Alzheimer’s disease is the 6th leading cause of death in the United States overall and the 5th leading cause of death for those aged 65 and older. It is the only cause of death among the top 10 in America without a way to prevent it, cure it or even slow its progression. Deaths from Alzheimer’s increased 68 percent between 2000 and 2010, while deaths from other major diseases, including the number one cause of death (heart disease), decreased.
While ambiguity about the underlying cause of death can make it difficult to determine how many people die from Alzheimer’s, there are no survivors. If you do not die from Alzheimer’s disease, you die with it. One in every three seniors dies with Alzheimer’s or another dementia.
Impact on Caregivers
In 2012, 15.4 million family and friends provided 17.5 billion hours of unpaid care to those with Alzheimer’s and other dementias — care valued at $216.4 billion, which is more than eight times the total sales of McDonald’s in 2011. Eighty percent of care provided in the community is provided by unpaid caregivers.Nearly 15 percent of caregivers are long-distance caregivers, living an hour or more away from their loved ones. Out-of-pocket expenses for long-distance caregivers are nearly twice as much as local caregivers.
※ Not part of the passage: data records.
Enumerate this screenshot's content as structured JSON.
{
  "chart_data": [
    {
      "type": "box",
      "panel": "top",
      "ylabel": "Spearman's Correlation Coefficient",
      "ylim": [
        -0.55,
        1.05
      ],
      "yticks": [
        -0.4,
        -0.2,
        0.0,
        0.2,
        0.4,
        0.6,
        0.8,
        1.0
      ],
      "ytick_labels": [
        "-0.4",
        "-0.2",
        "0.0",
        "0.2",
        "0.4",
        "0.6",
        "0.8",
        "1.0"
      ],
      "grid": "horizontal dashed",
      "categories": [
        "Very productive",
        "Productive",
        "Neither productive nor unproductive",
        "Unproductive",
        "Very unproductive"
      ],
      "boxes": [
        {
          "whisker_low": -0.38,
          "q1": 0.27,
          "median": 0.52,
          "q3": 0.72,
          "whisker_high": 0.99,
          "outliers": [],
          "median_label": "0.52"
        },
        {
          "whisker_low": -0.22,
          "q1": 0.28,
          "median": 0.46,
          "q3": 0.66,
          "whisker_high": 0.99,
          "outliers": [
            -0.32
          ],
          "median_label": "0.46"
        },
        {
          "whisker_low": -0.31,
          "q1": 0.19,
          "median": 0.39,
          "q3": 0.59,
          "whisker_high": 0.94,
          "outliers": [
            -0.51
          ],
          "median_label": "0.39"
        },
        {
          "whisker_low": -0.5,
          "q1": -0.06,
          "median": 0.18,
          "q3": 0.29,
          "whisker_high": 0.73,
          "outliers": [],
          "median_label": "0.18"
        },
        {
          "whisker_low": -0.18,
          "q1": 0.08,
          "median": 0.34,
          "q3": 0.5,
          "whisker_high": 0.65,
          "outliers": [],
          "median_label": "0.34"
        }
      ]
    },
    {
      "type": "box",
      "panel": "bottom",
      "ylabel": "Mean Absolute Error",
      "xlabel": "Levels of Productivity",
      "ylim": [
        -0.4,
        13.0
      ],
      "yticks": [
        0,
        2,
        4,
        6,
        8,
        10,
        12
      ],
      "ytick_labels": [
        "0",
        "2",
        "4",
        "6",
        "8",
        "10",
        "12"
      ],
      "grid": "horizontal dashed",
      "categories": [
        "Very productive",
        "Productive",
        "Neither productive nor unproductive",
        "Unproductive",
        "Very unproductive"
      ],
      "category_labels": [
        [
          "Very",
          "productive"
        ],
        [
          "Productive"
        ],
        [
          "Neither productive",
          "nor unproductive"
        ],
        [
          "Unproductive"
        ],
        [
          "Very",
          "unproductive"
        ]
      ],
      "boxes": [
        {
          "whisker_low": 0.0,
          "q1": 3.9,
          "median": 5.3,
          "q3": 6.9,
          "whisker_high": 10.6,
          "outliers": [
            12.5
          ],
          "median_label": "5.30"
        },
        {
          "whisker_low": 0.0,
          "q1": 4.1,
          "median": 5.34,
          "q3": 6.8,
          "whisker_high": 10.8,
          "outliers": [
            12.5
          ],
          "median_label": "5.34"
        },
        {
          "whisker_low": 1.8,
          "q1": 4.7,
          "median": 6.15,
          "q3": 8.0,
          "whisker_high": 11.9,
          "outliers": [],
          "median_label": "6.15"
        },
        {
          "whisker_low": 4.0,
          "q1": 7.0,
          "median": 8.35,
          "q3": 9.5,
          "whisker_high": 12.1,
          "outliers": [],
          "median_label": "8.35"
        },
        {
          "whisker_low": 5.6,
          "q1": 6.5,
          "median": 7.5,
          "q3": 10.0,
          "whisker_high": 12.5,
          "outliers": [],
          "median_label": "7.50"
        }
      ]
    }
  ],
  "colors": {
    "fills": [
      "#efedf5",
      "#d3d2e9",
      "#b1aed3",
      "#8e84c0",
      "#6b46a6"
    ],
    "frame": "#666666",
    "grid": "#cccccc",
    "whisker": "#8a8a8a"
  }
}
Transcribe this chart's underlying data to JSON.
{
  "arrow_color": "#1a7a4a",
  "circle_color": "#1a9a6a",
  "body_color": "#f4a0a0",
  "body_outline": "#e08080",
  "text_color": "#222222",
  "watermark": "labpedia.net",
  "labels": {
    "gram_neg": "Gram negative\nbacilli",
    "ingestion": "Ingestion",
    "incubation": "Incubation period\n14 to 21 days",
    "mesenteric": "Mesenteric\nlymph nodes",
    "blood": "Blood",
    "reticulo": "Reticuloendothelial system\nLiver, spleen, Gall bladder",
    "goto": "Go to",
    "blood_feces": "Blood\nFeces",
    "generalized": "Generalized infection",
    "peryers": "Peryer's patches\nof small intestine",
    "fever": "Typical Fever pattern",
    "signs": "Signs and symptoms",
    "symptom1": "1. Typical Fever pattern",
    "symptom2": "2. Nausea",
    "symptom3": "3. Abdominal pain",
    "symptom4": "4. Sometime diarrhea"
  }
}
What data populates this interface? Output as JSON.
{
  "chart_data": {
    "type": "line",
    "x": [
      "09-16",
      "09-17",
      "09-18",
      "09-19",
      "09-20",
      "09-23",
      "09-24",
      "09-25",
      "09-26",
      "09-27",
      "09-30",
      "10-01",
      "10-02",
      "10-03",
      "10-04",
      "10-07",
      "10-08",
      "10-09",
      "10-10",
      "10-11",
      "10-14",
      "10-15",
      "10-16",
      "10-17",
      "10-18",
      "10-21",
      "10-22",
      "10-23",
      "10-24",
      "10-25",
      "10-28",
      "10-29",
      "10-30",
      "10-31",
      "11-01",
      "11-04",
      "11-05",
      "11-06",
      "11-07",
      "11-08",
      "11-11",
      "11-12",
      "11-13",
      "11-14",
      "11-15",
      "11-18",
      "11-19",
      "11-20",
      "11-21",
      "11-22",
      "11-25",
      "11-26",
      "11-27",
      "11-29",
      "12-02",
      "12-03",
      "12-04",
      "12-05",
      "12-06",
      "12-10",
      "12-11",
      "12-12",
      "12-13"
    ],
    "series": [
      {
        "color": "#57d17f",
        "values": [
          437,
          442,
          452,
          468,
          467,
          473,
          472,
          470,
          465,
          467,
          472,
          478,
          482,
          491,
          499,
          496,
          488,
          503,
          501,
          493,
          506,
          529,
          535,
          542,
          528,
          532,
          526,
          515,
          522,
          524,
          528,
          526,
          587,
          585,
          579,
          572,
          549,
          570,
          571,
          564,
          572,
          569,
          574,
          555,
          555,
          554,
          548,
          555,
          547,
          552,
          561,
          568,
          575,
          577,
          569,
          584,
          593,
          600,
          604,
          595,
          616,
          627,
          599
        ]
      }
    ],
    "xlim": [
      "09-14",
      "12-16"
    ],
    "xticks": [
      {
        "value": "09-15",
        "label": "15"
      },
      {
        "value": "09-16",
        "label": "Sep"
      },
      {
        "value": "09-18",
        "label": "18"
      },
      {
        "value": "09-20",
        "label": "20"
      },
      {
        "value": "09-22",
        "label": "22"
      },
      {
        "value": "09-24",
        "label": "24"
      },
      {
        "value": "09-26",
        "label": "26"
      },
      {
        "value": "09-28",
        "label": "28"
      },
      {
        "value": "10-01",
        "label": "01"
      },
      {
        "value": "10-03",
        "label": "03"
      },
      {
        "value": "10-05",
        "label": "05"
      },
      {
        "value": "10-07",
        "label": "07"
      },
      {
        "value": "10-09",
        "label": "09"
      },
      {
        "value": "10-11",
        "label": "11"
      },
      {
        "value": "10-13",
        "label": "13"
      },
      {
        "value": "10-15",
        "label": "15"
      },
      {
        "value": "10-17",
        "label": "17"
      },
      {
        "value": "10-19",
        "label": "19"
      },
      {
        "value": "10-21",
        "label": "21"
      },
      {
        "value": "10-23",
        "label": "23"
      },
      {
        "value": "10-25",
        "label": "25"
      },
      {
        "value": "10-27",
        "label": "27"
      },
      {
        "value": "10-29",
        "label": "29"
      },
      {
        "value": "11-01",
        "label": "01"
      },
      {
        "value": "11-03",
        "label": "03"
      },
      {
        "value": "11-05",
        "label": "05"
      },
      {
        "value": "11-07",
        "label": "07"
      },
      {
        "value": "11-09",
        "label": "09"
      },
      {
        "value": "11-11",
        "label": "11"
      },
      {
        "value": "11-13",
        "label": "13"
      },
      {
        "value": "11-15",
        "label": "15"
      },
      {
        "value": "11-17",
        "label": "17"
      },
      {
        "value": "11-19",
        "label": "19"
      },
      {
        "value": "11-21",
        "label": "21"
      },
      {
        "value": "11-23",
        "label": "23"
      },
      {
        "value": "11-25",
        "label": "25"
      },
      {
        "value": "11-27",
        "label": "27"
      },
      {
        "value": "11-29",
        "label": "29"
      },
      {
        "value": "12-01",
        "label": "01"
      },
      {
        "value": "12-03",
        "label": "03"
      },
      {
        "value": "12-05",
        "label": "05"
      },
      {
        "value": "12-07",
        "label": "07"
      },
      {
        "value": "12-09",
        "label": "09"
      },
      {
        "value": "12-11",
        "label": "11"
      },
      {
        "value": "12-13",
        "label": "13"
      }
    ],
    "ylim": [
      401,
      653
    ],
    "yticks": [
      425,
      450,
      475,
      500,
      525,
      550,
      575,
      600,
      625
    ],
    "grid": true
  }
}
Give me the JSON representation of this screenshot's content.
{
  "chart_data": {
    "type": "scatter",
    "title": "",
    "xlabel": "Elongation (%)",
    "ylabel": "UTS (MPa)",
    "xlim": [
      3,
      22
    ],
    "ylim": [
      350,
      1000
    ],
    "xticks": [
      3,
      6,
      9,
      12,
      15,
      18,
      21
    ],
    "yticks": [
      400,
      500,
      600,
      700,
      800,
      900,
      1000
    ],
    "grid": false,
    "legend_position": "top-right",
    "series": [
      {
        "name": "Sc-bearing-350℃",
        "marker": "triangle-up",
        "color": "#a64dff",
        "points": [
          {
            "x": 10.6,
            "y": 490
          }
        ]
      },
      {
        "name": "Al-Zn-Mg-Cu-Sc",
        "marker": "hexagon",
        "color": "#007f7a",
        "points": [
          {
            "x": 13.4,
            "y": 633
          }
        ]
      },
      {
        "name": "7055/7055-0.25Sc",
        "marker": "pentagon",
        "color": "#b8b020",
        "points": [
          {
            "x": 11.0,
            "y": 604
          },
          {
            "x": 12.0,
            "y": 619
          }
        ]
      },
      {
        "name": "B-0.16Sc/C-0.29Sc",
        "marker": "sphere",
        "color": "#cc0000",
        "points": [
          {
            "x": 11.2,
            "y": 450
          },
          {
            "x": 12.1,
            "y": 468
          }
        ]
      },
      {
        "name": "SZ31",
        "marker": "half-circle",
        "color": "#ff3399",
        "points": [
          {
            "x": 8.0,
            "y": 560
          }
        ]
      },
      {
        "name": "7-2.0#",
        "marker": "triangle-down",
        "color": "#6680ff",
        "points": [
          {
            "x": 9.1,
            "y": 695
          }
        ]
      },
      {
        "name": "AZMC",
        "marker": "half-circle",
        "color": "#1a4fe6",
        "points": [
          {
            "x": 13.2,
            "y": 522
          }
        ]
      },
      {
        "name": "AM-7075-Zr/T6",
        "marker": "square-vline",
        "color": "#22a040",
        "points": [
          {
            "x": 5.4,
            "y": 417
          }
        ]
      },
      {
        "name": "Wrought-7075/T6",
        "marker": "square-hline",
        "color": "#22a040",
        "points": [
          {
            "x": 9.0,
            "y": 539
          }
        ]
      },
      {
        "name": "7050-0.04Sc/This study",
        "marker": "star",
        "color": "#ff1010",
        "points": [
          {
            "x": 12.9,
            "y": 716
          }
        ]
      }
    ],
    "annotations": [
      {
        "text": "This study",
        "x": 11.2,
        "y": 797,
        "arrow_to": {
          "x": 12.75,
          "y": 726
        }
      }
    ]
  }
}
More than 60 percent of Alzheimer’s and dementia caregivers rate the emotional stress of caregiving as high or very high; more than one-third report symptoms of depression. Due to the physical and emotional toll of caregiving, Alzheimer’s and dementia caregivers had $9.1 billion in additional health care costs of their own in 2012.
Cost to the Nation
In 2013, the direct costs of caring for those with Alzheimer’s to American society will total an estimated $203 billion, including $142 billion in costs to Medicare and Medicaid. Total payments for health care, long-term care and hospice for people with Alzheimer’s and other dementias are projected to increase from $203 billion in 2013 to $1.2 trillion in 2050 (in current dollars). This dramatic rise includes a 500% increase in combined Medicare and Medicaid spending.
Nearly 30 percent of people with Alzheimer’s and other dementias are on both Medicare and Medicaid, compared to 11 percent of individuals without these conditions.
The average per-person Medicare costs for those with Alzheimer’s and other dementias are three times higher than for those without these conditions; the average per-person Medicaid spending for seniors with Alzheimer’s and other dementias is 19 times higher than average per-person Medicaid spending for all other seniors.